Abstract

“Why do schools remain if not for meeting?” The manifesto of pedagogical relation uses this question to emphasize the human connectedness of teachers and students as the sine qua non of teaching and learning. In doing so, its authors make use of spatial metaphors of proximity in order to frame their concept of educational relationships. On the one hand, relational pedagogy seeks to overcome the “exclusion,” “isolation,” “alienation,” and “frustration” that are often experienced as a result of bureaucratized systems of education. On the other, it holds that, in all forms of education, it is the relationship, more than anything else, that is taught.
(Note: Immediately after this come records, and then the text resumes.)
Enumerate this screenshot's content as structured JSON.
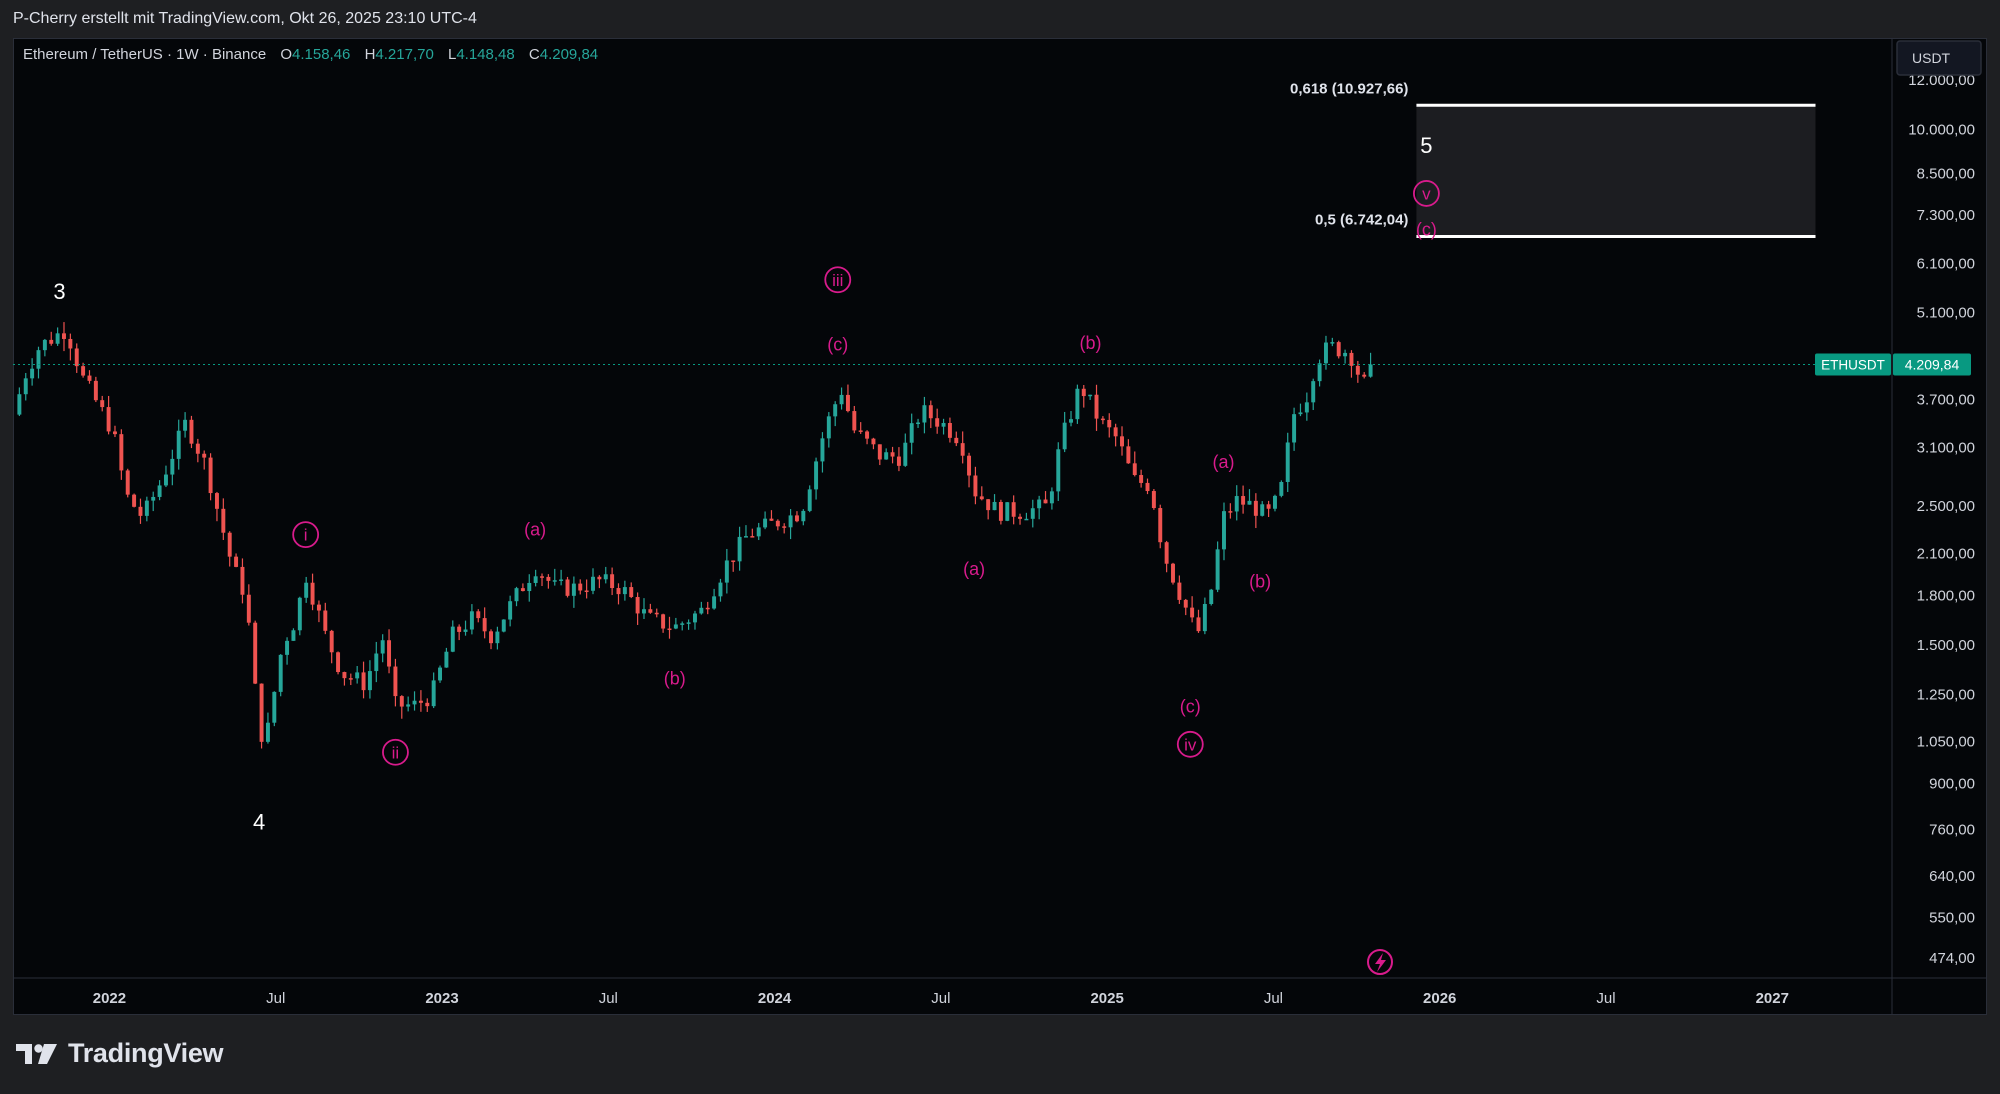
{
  "header": {
    "attribution": "P-Cherry erstellt mit TradingView.com, Okt 26, 2025 23:10 UTC-4"
  },
  "legend": {
    "symbol": "Ethereum / TetherUS · 1W · Binance",
    "o_label": "O",
    "o_value": "4.158,46",
    "h_label": "H",
    "h_value": "4.217,70",
    "l_label": "L",
    "l_value": "4.148,48",
    "c_label": "C",
    "c_value": "4.209,84"
  },
  "currency_button": "USDT",
  "price_tag": {
    "symbol": "ETHUSDT",
    "value": "4.209,84"
  },
  "brand": {
    "name": "TradingView"
  },
  "colors": {
    "up": "#26a69a",
    "down": "#ef5350",
    "wave": "#d81b8c",
    "accent": "#089981",
    "background": "#040609"
  },
  "chart_data": {
    "type": "candlestick",
    "scale": "log",
    "ylim": [
      440,
      14000
    ],
    "y_ticks": [
      {
        "v": 12000,
        "label": "12.000,00"
      },
      {
        "v": 10000,
        "label": "10.000,00"
      },
      {
        "v": 8500,
        "label": "8.500,00"
      },
      {
        "v": 7300,
        "label": "7.300,00"
      },
      {
        "v": 6100,
        "label": "6.100,00"
      },
      {
        "v": 5100,
        "label": "5.100,00"
      },
      {
        "v": 3700,
        "label": "3.700,00"
      },
      {
        "v": 3100,
        "label": "3.100,00"
      },
      {
        "v": 2500,
        "label": "2.500,00"
      },
      {
        "v": 2100,
        "label": "2.100,00"
      },
      {
        "v": 1800,
        "label": "1.800,00"
      },
      {
        "v": 1500,
        "label": "1.500,00"
      },
      {
        "v": 1250,
        "label": "1.250,00"
      },
      {
        "v": 1050,
        "label": "1.050,00"
      },
      {
        "v": 900,
        "label": "900,00"
      },
      {
        "v": 760,
        "label": "760,00"
      },
      {
        "v": 640,
        "label": "640,00"
      },
      {
        "v": 550,
        "label": "550,00"
      },
      {
        "v": 474,
        "label": "474,00"
      }
    ],
    "x_ticks": [
      {
        "t": 2022.0,
        "label": "2022",
        "bold": true
      },
      {
        "t": 2022.5,
        "label": "Jul",
        "bold": false
      },
      {
        "t": 2023.0,
        "label": "2023",
        "bold": true
      },
      {
        "t": 2023.5,
        "label": "Jul",
        "bold": false
      },
      {
        "t": 2024.0,
        "label": "2024",
        "bold": true
      },
      {
        "t": 2024.5,
        "label": "Jul",
        "bold": false
      },
      {
        "t": 2025.0,
        "label": "2025",
        "bold": true
      },
      {
        "t": 2025.5,
        "label": "Jul",
        "bold": false
      },
      {
        "t": 2026.0,
        "label": "2026",
        "bold": true
      },
      {
        "t": 2026.5,
        "label": "Jul",
        "bold": false
      },
      {
        "t": 2027.0,
        "label": "2027",
        "bold": true
      }
    ],
    "xlim": [
      2021.71,
      2027.36
    ],
    "last_price": 4209.84,
    "anchors": [
      [
        2021.71,
        3500
      ],
      [
        2021.75,
        4100
      ],
      [
        2021.79,
        4500
      ],
      [
        2021.87,
        4800
      ],
      [
        2021.92,
        4000
      ],
      [
        2022.01,
        3300
      ],
      [
        2022.05,
        2600
      ],
      [
        2022.1,
        2400
      ],
      [
        2022.15,
        2700
      ],
      [
        2022.23,
        3400
      ],
      [
        2022.29,
        2900
      ],
      [
        2022.37,
        2000
      ],
      [
        2022.41,
        1800
      ],
      [
        2022.45,
        1100
      ],
      [
        2022.47,
        1050
      ],
      [
        2022.52,
        1500
      ],
      [
        2022.56,
        1650
      ],
      [
        2022.59,
        1950
      ],
      [
        2022.65,
        1550
      ],
      [
        2022.7,
        1350
      ],
      [
        2022.77,
        1300
      ],
      [
        2022.82,
        1550
      ],
      [
        2022.86,
        1200
      ],
      [
        2022.92,
        1200
      ],
      [
        2022.97,
        1250
      ],
      [
        2023.03,
        1550
      ],
      [
        2023.09,
        1650
      ],
      [
        2023.15,
        1550
      ],
      [
        2023.21,
        1750
      ],
      [
        2023.28,
        2000
      ],
      [
        2023.34,
        1850
      ],
      [
        2023.4,
        1850
      ],
      [
        2023.47,
        1900
      ],
      [
        2023.54,
        1850
      ],
      [
        2023.62,
        1650
      ],
      [
        2023.7,
        1600
      ],
      [
        2023.78,
        1700
      ],
      [
        2023.85,
        2000
      ],
      [
        2023.92,
        2250
      ],
      [
        2024.0,
        2350
      ],
      [
        2024.08,
        2450
      ],
      [
        2024.15,
        3300
      ],
      [
        2024.2,
        3850
      ],
      [
        2024.24,
        3300
      ],
      [
        2024.32,
        3000
      ],
      [
        2024.38,
        3000
      ],
      [
        2024.44,
        3550
      ],
      [
        2024.5,
        3400
      ],
      [
        2024.56,
        3200
      ],
      [
        2024.6,
        2650
      ],
      [
        2024.67,
        2450
      ],
      [
        2024.75,
        2450
      ],
      [
        2024.82,
        2500
      ],
      [
        2024.86,
        3150
      ],
      [
        2024.92,
        3900
      ],
      [
        2024.98,
        3400
      ],
      [
        2025.03,
        3200
      ],
      [
        2025.08,
        2750
      ],
      [
        2025.13,
        2700
      ],
      [
        2025.17,
        2100
      ],
      [
        2025.24,
        1700
      ],
      [
        2025.27,
        1550
      ],
      [
        2025.31,
        1800
      ],
      [
        2025.35,
        2400
      ],
      [
        2025.39,
        2550
      ],
      [
        2025.44,
        2500
      ],
      [
        2025.48,
        2400
      ],
      [
        2025.52,
        2600
      ],
      [
        2025.56,
        3500
      ],
      [
        2025.6,
        3750
      ],
      [
        2025.63,
        4300
      ],
      [
        2025.67,
        4500
      ],
      [
        2025.73,
        4400
      ],
      [
        2025.77,
        3900
      ],
      [
        2025.81,
        4209.84
      ]
    ],
    "fib_levels": [
      {
        "ratio": "0,618",
        "price": 10927.66,
        "label": "0,618 (10.927,66)"
      },
      {
        "ratio": "0,5",
        "price": 6742.04,
        "label": "0,5 (6.742,04)"
      }
    ],
    "fib_zone": {
      "t_start": 2025.93,
      "t_end": 2027.13
    },
    "annotations": [
      {
        "text": "3",
        "t": 2021.85,
        "price": 5500,
        "color": "white",
        "circle": false
      },
      {
        "text": "4",
        "t": 2022.45,
        "price": 780,
        "color": "white",
        "circle": false
      },
      {
        "text": "i",
        "t": 2022.59,
        "price": 2250,
        "color": "wave",
        "circle": true
      },
      {
        "text": "ii",
        "t": 2022.86,
        "price": 1010,
        "color": "wave",
        "circle": true
      },
      {
        "text": "(a)",
        "t": 2023.28,
        "price": 2300,
        "color": "wave",
        "circle": false
      },
      {
        "text": "(b)",
        "t": 2023.7,
        "price": 1330,
        "color": "wave",
        "circle": false
      },
      {
        "text": "iii",
        "t": 2024.19,
        "price": 5750,
        "color": "wave",
        "circle": true
      },
      {
        "text": "(c)",
        "t": 2024.19,
        "price": 4550,
        "color": "wave",
        "circle": false
      },
      {
        "text": "(a)",
        "t": 2024.6,
        "price": 1990,
        "color": "wave",
        "circle": false
      },
      {
        "text": "(b)",
        "t": 2024.95,
        "price": 4570,
        "color": "wave",
        "circle": false
      },
      {
        "text": "(c)",
        "t": 2025.25,
        "price": 1200,
        "color": "wave",
        "circle": false
      },
      {
        "text": "iv",
        "t": 2025.25,
        "price": 1040,
        "color": "wave",
        "circle": true
      },
      {
        "text": "(a)",
        "t": 2025.35,
        "price": 2950,
        "color": "wave",
        "circle": false
      },
      {
        "text": "(b)",
        "t": 2025.46,
        "price": 1900,
        "color": "wave",
        "circle": false
      },
      {
        "text": "5",
        "t": 2025.96,
        "price": 9400,
        "color": "white",
        "circle": false
      },
      {
        "text": "v",
        "t": 2025.96,
        "price": 7900,
        "color": "wave",
        "circle": true
      },
      {
        "text": "(c)",
        "t": 2025.96,
        "price": 6950,
        "color": "wave",
        "circle": false
      }
    ]
  }
}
But theories of pedagogical relationship need not focus solely on meetings, or connections, between teachers and students. Gert Biesta’s essay “‘Mind the Gap!’ Communication and the Educational Relation,” while principally concerned with establishing the epistemological conditions for learning in the space between teachers and students, has a significant ethical message as its consequence; namely, that a relation between two subjects is defined by distance as well as proximity. Biesta’s essay reminds us that to do away with the gap or disconnect between teachers and students would be to reduce relation to identity, where no teaching or learning can take place. The distance between teachers and students establishes the respective roles that define what they do collectively as education. In other words, being attentive to teaching and learning as a kind of relation might mean keeping our distance.